Specifying model parameters, we can replicates fake datasets. Different seed gives different fake data. Model parameters are the following.

z.truth

mu.truth

v.truth.

Probablity law of hits Random variables of hits are distributed as follows.

H_{5,m,r} \sim Binomial (p_{5,m,r}(θ), N_L ),

then H_{4,m,r} should be drawn from the binomial distribution with remaining targets

H_{4,m,r} \sim Binomial (\frac{p_{4,m,r}(θ)}{1-p_{5,m,r}(θ)}, N_L - H_{5,m,r}).

Similarly, because we already found H_{4,m,r} + H_{5,m,r} targets, the remained targets are N_L - H_{5,m,r} -H_{4,m,r}. Thus it natural to assume the following. Note that the hit rate is defined so that the resulting model satisfy certain equations which is not explained here.

H_{3,m,r} \sim Binomial (\frac{p_{3,m,r}(θ)}{1-p_{5,m,r}(θ)-p_{4,m,r}(θ)}, N_L - H_{5,m,r} -H_{4,m,r}).

H_{2,m,r} \sim Binomial (\frac{p_{2,m,r}(θ)}{1-p_{5,m,r}(θ)-p_{4,m,r}(θ)-p_{3,m,r}(θ)}, N_L - H_{5,m,r} -H_{4,m,r}-H_{3,m,r}).

H_{1,m,r} \sim Binomial (\frac{p_{1,m,r}(θ)}{1-p_{5,m,r}(θ)-p_{4,m,r}(θ)-p_{3,m,r}(θ)-p_{2,m,r}(θ)}, N_L - H_{5,m,r} -H_{4,m,r}-H_{3,m,r}-H_{2,m,r}).

Probablity law of false alarms

F_{5,m,r} \sim Poisson(q_{5,m,r}(θ) N_X ),

F_{4,m,r} \sim Poisson( q_{4,m,r}(θ) N_X ),

F_{3,m,r} \sim Poisson( q_{3,m,r}(θ) N_X ),

F_{2,m,r} \sim Poisson( q_{2,m,r}(θ) N_X ),

F_{1,m,r} \sim Poisson( q_{1,m,r}(θ) N_X ),

where subscripts m,r mean the m-th modality and the r-th reader, respectively.

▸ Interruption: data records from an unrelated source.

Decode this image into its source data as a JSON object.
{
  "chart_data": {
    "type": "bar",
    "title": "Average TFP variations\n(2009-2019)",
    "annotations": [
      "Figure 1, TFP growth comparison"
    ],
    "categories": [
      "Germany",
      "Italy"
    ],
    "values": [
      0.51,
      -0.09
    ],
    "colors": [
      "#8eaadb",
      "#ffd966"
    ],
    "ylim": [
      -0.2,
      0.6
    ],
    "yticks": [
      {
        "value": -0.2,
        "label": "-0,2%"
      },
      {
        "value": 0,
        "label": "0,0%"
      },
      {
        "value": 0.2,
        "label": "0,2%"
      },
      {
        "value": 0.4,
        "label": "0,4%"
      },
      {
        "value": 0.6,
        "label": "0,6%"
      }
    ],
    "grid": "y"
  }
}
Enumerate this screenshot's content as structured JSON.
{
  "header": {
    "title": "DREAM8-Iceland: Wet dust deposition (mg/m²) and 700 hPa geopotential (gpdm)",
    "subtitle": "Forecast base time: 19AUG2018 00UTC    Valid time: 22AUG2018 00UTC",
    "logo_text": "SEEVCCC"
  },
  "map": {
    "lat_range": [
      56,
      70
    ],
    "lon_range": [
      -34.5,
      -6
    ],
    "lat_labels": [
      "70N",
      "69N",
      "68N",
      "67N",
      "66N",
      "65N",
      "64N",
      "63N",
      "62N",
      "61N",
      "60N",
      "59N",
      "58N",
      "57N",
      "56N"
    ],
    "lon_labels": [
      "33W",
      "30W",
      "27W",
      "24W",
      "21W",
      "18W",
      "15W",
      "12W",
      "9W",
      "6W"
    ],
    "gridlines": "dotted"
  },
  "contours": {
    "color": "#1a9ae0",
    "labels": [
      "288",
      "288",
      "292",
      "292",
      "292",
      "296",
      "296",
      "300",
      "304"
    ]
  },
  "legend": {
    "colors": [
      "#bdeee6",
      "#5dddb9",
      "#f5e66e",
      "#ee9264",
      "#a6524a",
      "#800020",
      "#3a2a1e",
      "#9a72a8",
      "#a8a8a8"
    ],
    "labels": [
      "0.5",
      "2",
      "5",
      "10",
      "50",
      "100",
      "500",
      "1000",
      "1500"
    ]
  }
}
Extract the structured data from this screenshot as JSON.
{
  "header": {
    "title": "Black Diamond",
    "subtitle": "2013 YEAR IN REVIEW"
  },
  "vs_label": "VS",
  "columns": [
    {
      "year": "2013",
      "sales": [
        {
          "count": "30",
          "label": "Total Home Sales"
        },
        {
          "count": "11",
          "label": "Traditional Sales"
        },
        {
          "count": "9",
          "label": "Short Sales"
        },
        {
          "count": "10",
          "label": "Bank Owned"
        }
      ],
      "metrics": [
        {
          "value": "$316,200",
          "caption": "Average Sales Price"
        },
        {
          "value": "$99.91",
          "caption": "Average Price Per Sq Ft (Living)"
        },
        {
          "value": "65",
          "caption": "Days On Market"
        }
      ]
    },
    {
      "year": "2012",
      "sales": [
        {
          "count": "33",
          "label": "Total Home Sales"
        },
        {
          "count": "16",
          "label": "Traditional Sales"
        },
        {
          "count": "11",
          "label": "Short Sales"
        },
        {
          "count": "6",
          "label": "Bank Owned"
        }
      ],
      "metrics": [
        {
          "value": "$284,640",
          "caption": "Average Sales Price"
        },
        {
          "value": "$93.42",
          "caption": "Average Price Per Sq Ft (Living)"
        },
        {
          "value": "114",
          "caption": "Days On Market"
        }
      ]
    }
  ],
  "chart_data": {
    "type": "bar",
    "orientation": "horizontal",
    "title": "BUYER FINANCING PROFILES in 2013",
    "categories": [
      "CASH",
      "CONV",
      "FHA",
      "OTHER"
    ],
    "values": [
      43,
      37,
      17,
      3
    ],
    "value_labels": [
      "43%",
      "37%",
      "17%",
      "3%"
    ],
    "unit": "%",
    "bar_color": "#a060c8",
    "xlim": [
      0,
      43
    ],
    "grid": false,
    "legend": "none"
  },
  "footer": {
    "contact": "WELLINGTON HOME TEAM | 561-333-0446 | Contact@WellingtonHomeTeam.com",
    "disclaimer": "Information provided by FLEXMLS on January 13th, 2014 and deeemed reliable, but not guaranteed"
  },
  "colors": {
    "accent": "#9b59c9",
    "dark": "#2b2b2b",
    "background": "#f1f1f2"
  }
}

Note that N_X is the following two cases.

1) N_X = N_L (The number of lesions), if  ModifiedPoisson = TRUE.

2) N_X = N_I (The number of images), if  ModifiedPoisson = FALSE.

We fix the N_X = N_L or N_X = N_I through out this paper.

The rate p_{c,m,r}(θ) and q_{c,m,r}(θ) are calculated from the model parameter θ.

In the R code, the model parameter θ is denoted by

z.truth

mu.truth

v.truth.

Specifying these model parameters we can make a fake dataset consisting of hit data H_{c,m,r} false alarm data F_{c,m,r} for each c,m,r.

chi_square_at_replicated_data_and_MCMC_samples_MRMC() replicate_MRMC_dataList() (To make many MRMC datasets, see replicate_MRMC_dataList())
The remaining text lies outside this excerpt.